Whoa, hold on. Does this mean that Luther isn’t to Lutheranism what the Pope is to Roman Catholicism? :eek:

He would spin in his grave at the mere suggestion.

Jon

No. Luther is to Lutheranism, as Jesus Christ is to Catholicism–it’s founder. :slight_smile:

JonNC;11718573]

Luther the man doesn’t determine Lutheranism, but I would say no more than others on both sides of the Tiber.

Of course not. He’s dead.

Actually, within Lutheranism, succession as in the bishopric laying on of hands does continue. And in some cases, just as has happened in the Catholic Church in the past, there has been presbyter laying on of hands. But in either case Apostolic Succession is more about teaching than hands, and we are solidly in line with the apostles. :thumbsup:

Not according to the Church Fathers. Sorry–not according to the Church Fathers of the Catholic Church–that is, the guys who actually succeeded the Apostles. (…I don’t know–nor do I care–about the ‘church fathers’ who succeeded Martin Luther).

What you’re talking about–or referring to–is spreading of the Gospel–not ‘Apostolic Succession’–but every protestant sect thinks they have it figured out ‘how the Apostles did it’–while they refuse to honor how the Apostles actually did it.

Just patently absurd. :rolleyes:

Unless you can find a Lutheran who is at least catechized moderately well who would claim such tomfoolery, the charge is polemical nonsense.

Jon

=Goya;11721610]
Not according to the Church Fathers.

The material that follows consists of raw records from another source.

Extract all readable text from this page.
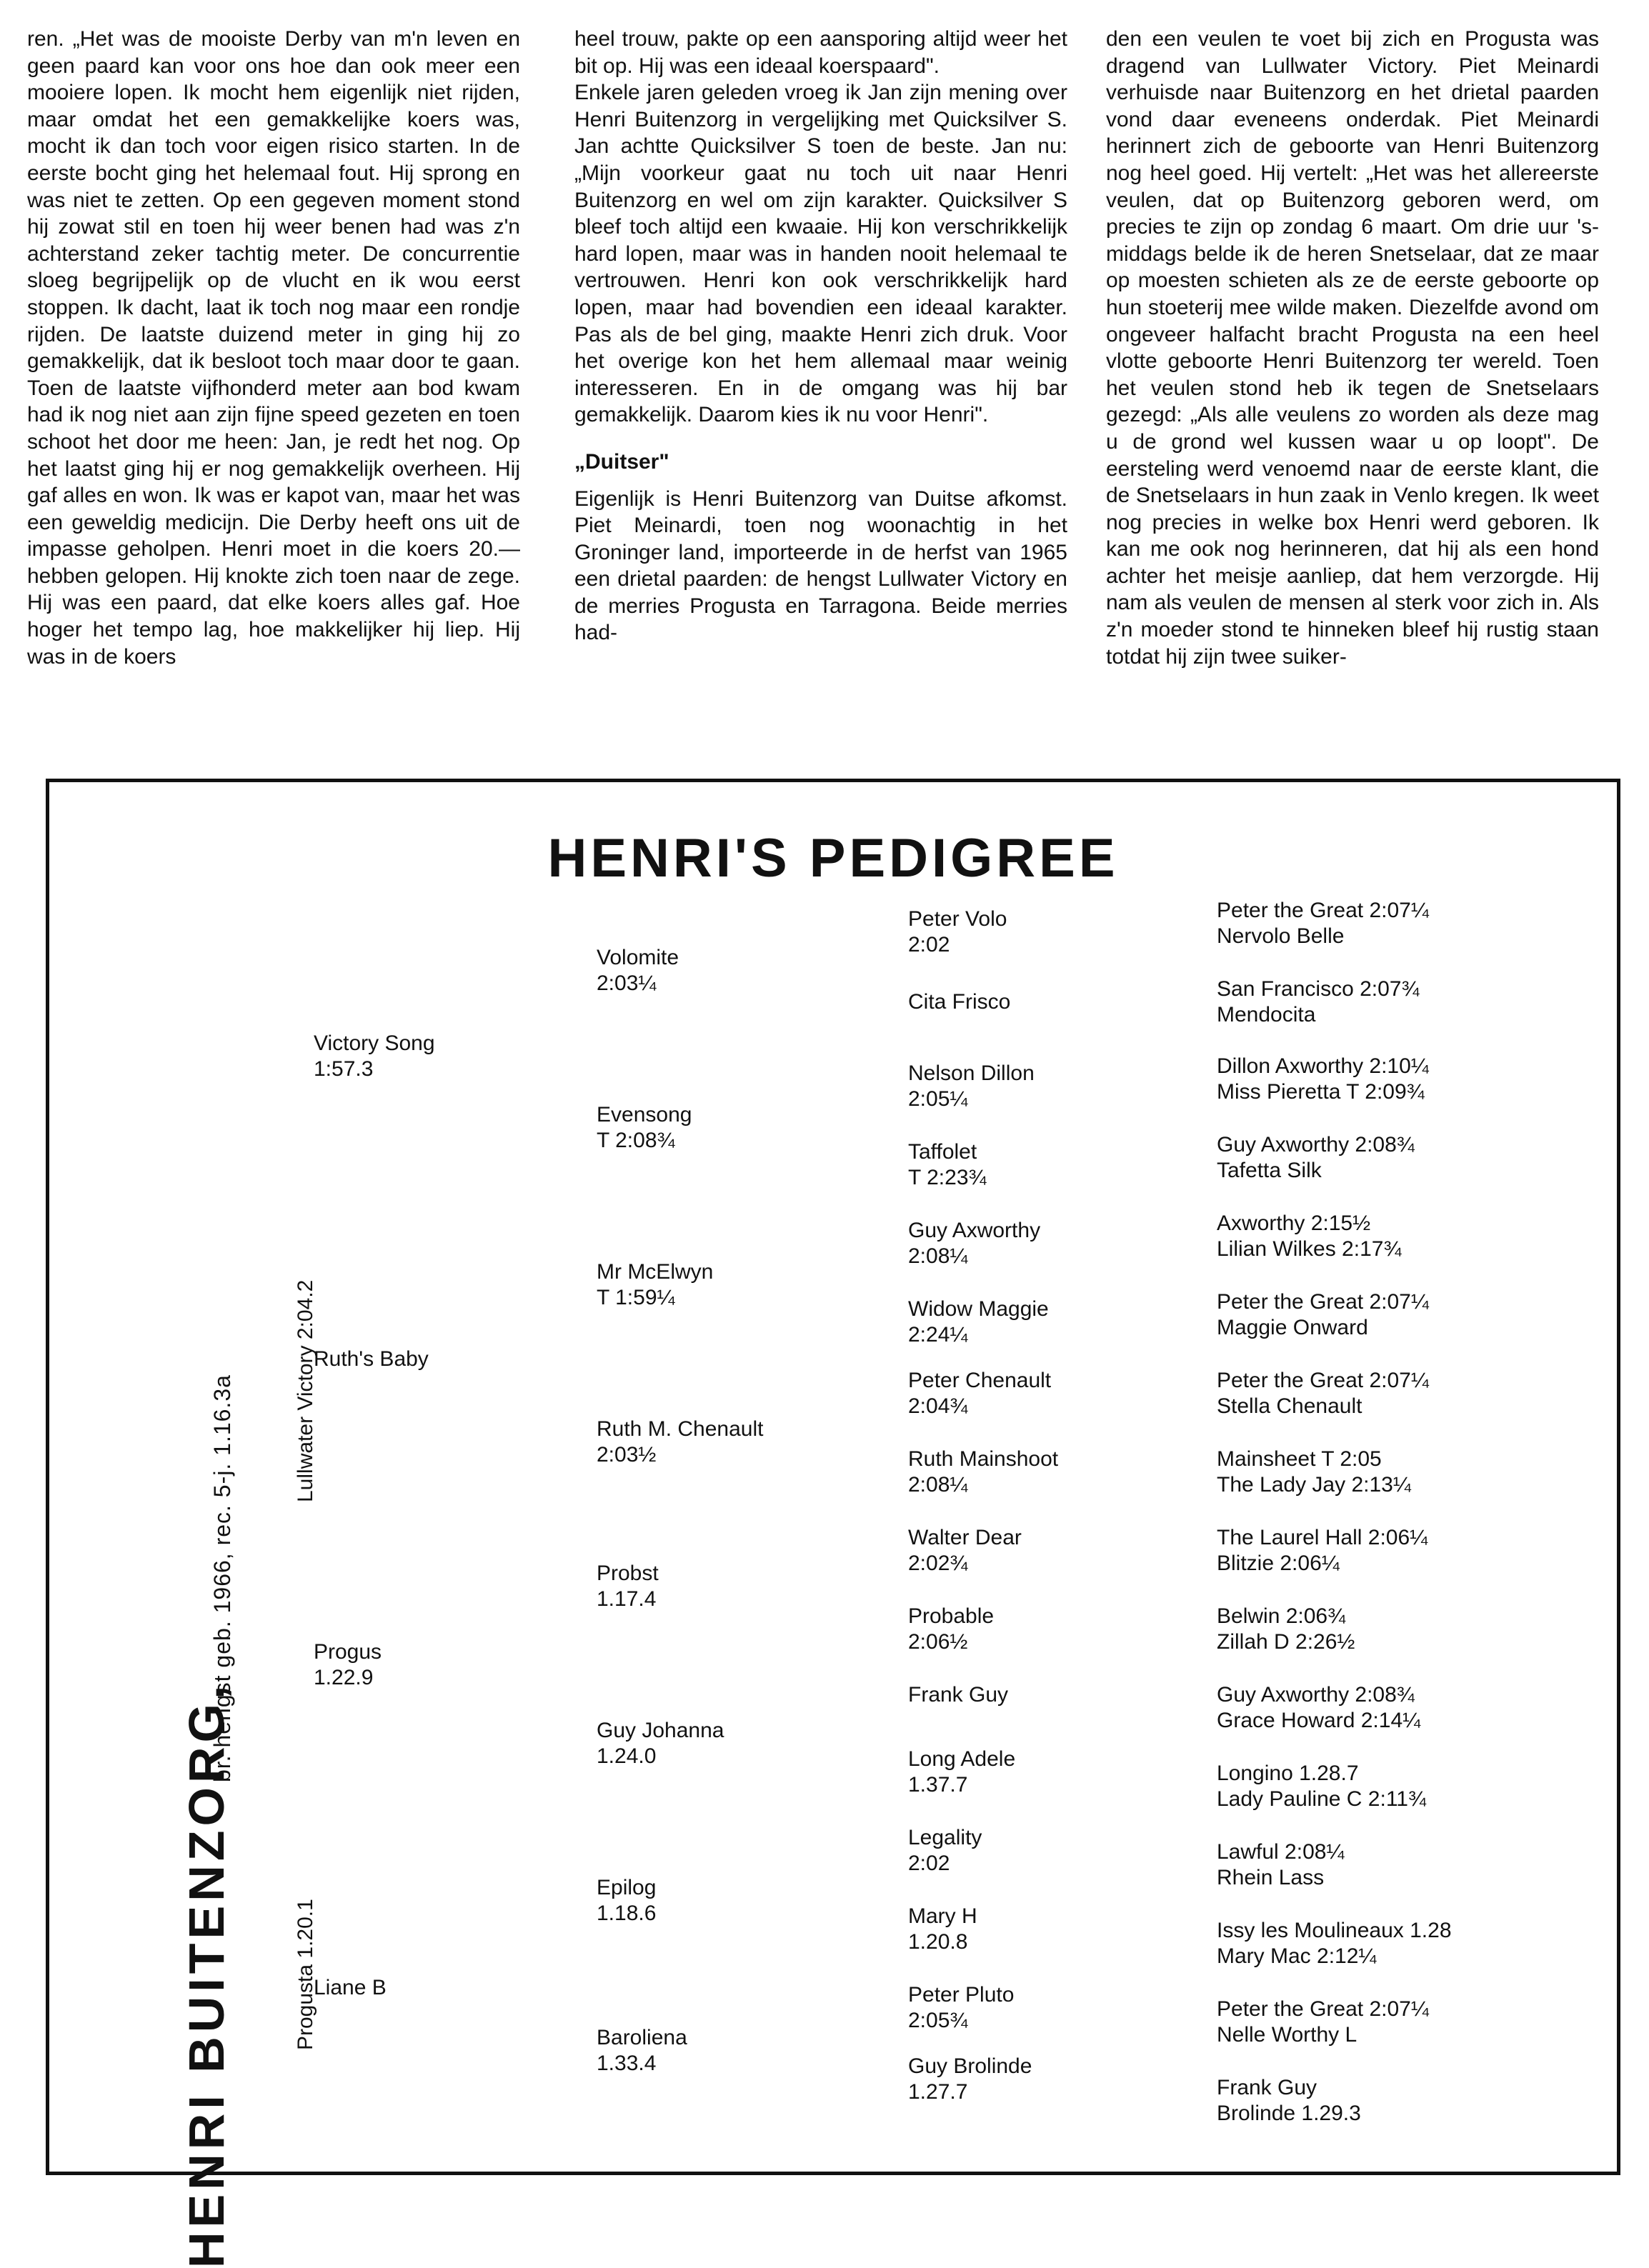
ren. „Het was de mooiste Derby van m'n leven en geen paard kan voor ons hoe dan ook meer een mooiere lopen. Ik mocht hem eigenlijk niet rijden, maar omdat het een gemakkelijke koers was, mocht ik dan toch voor eigen risico starten. In de eerste bocht ging het helemaal fout. Hij sprong en was niet te zetten. Op een gegeven moment stond hij zowat stil en toen hij weer benen had was z'n achterstand zeker tachtig meter. De concurrentie sloeg begrijpelijk op de vlucht en ik wou eerst stoppen. Ik dacht, laat ik toch nog maar een rondje rijden. De laatste duizend meter in ging hij zo gemakkelijk, dat ik besloot toch maar door te gaan. Toen de laatste vijfhonderd meter aan bod kwam had ik nog niet aan zijn fijne speed gezeten en toen schoot het door me heen: Jan, je redt het nog. Op het laatst ging hij er nog gemakkelijk overheen. Hij gaf alles en won. Ik was er kapot van, maar het was een geweldig medicijn. Die Derby heeft ons uit de impasse geholpen. Henri moet in die koers 20.— hebben gelopen. Hij knokte zich toen naar de zege. Hij was een paard, dat elke koers alles gaf. Hoe hoger het tempo lag, hoe makkelijker hij liep. Hij was in de koers

heel trouw, pakte op een aansporing altijd weer het bit op. Hij was een ideaal koerspaard".

Enkele jaren geleden vroeg ik Jan zijn mening over Henri Buitenzorg in vergelijking met Quicksilver S. Jan achtte Quicksilver S toen de beste. Jan nu: „Mijn voorkeur gaat nu toch uit naar Henri Buitenzorg en wel om zijn karakter. Quicksilver S bleef toch altijd een kwaaie. Hij kon verschrikkelijk hard lopen, maar was in handen nooit helemaal te vertrouwen. Henri kon ook verschrikkelijk hard lopen, maar had bovendien een ideaal karakter. Pas als de bel ging, maakte Henri zich druk. Voor het overige kon het hem allemaal maar weinig interesseren. En in de omgang was hij bar gemakkelijk. Daarom kies ik nu voor Henri".

„Duitser"

Eigenlijk is Henri Buitenzorg van Duitse afkomst. Piet Meinardi, toen nog woonachtig in het Groninger land, importeerde in de herfst van 1965 een drietal paarden: de hengst Lullwater Victory en de merries Progusta en Tarragona. Beide merries had-

den een veulen te voet bij zich en Progusta was dragend van Lullwater Victory. Piet Meinardi verhuisde naar Buitenzorg en het drietal paarden vond daar eveneens onderdak. Piet Meinardi herinnert zich de geboorte van Henri Buitenzorg nog heel goed. Hij vertelt: „Het was het allereerste veulen, dat op Buitenzorg geboren werd, om precies te zijn op zondag 6 maart. Om drie uur 's-middags belde ik de heren Snetselaar, dat ze maar op moesten schieten als ze de eerste geboorte op hun stoeterij mee wilde maken. Diezelfde avond om ongeveer halfacht bracht Progusta na een heel vlotte geboorte Henri Buitenzorg ter wereld. Toen het veulen stond heb ik tegen de Snetselaars gezegd: „Als alle veulens zo worden als deze mag u de grond wel kussen waar u op loopt". De eersteling werd venoemd naar de eerste klant, die de Snetselaars in hun zaak in Venlo kregen. Ik weet nog precies in welke box Henri werd geboren. Ik kan me ook nog herinneren, dat hij als een hond achter het meisje aanliep, dat hem verzorgde. Hij nam als veulen de mensen al sterk voor zich in. Als z'n moeder stond te hinneken bleef hij rustig staan totdat hij zijn twee suiker-

HENRI'S PEDIGREE
HENRI BUITENZORG,
br. hengst geb. 1966, rec. 5-j. 1.16.3a	Lullwater Victory 2:04.2
Progusta 1.20.1
Victory Song
1:57.3
Ruth's Baby
Progus
1.22.9
Liane B
Volomite
2:03¼
Evensong
T 2:08¾
Mr McElwyn
T 1:59¼
Ruth M. Chenault
2:03½
Probst
1.17.4
Guy Johanna
1.24.0
Epilog
1.18.6
Baroliena
1.33.4
Peter Volo
2:02
Cita Frisco
Nelson Dillon
2:05¼
Taffolet
T 2:23¾
Guy Axworthy
2:08¼
Widow Maggie
2:24¼
Peter Chenault
2:04¾
Ruth Mainshoot
2:08¼
Walter Dear
2:02¾
Probable
2:06½
Frank Guy
Long Adele
1.37.7
Legality
2:02
Mary H
1.20.8
Peter Pluto
2:05¾
Guy Brolinde
1.27.7
Peter the Great 2:07¼
Nervolo Belle
San Francisco 2:07¾
Mendocita
Dillon Axworthy 2:10¼
Miss Pieretta T 2:09¾
Guy Axworthy 2:08¾
Tafetta Silk
Axworthy 2:15½
Lilian Wilkes 2:17¾
Peter the Great 2:07¼
Maggie Onward
Peter the Great 2:07¼
Stella Chenault
Mainsheet T 2:05
The Lady Jay 2:13¼
The Laurel Hall 2:06¼
Blitzie 2:06¼
Belwin 2:06¾
Zillah D 2:26½
Guy Axworthy 2:08¾
Grace Howard 2:14¼
Longino 1.28.7
Lady Pauline C 2:11¾
Lawful 2:08¼
Rhein Lass
Issy les Moulineaux 1.28
Mary Mac 2:12¼
Peter the Great 2:07¼
Nelle Worthy L
Frank Guy
Brolinde 1.29.3
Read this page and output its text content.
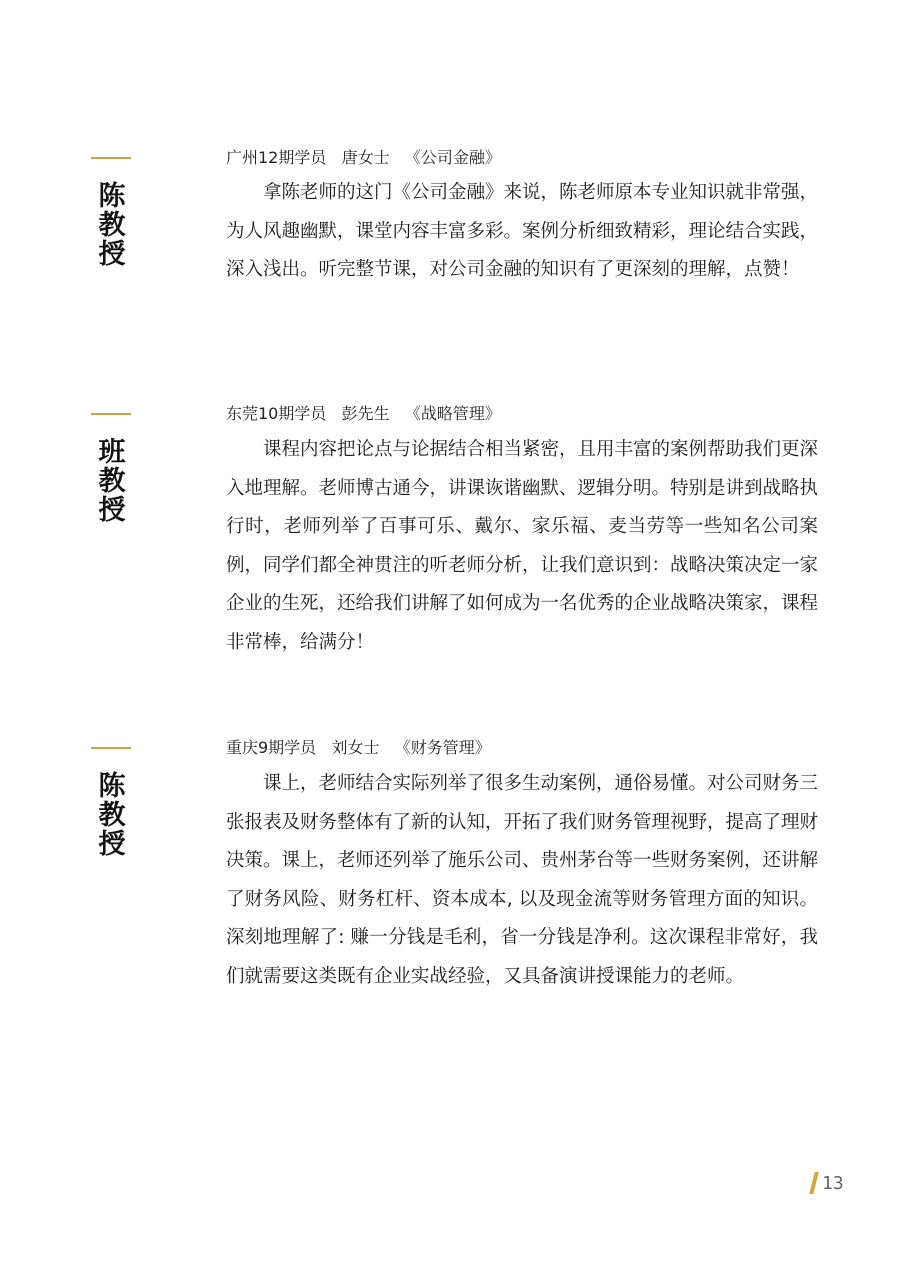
陈
教
授
广州12期学员   唐女士   《公司金融》

拿陈老师的这门《公司金融》来说，陈老师原本专业知识就非常强，为人风趣幽默，课堂内容丰富多彩。案例分析细致精彩，理论结合实践，深入浅出。听完整节课，对公司金融的知识有了更深刻的理解，点赞！

班
教
授
东莞10期学员   彭先生   《战略管理》

课程内容把论点与论据结合相当紧密，且用丰富的案例帮助我们更深入地理解。老师博古通今，讲课诙谐幽默、逻辑分明。特别是讲到战略执行时，老师列举了百事可乐、戴尔、家乐福、麦当劳等一些知名公司案例，同学们都全神贯注的听老师分析，让我们意识到：战略决策决定一家企业的生死，还给我们讲解了如何成为一名优秀的企业战略决策家，课程非常棒，给满分！

陈
教
授
重庆9期学员   刘女士   《财务管理》

课上，老师结合实际列举了很多生动案例，通俗易懂。对公司财务三张报表及财务整体有了新的认知，开拓了我们财务管理视野，提高了理财决策。课上，老师还列举了施乐公司、贵州茅台等一些财务案例，还讲解了财务风险、财务杠杆、资本成本, 以及现金流等财务管理方面的知识。深刻地理解了: 赚一分钱是毛利，省一分钱是净利。这次课程非常好，我们就需要这类既有企业实战经验，又具备演讲授课能力的老师。

13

Sorry–not according to the Church Fathers of the Catholic Church–that is, the guys who actually succeeded the Apostles. (…I don’t know–nor do I care–about the ‘church fathers’ who succeeded Martin Luther).

Understood.

Nor would I expect you to.

What you’re talking about–or referring to–is spreading of the Gospel–not ‘Apostolic Succession’–but every protestant sect thinks they have it figured out ‘how the Apostles did it’–while they refuse to honor how the Apostles actually did it.

What I’m talking about is apostolic teaching. As for succession, our confessions are clear in their support in it. And since this is about ecumenism, the Ecumenical dialogue between Catholic leaders and Lutheran leaders in America have some strong convergence on the topic.

nccbuscc.org/seia/koinonia.shtml

Jon

:smiley:

Seriously, though, many of our fellow Catholics really do speak of Martin Luther as if he is infallible in the eyes of Lutherans. (I wonder how the world would be different if we each decided not to speak about things we are completely ignorant of? :hmmm:)

Why would I need to find a Lutheran to claim such ‘tom-foolery’? It is what it is–Martin Luther founded Lutheranism. That Lutherans would never acknowledge it, is about as persuasive as Scientologists (what ever they call themselves) denynig that they are members of a cult.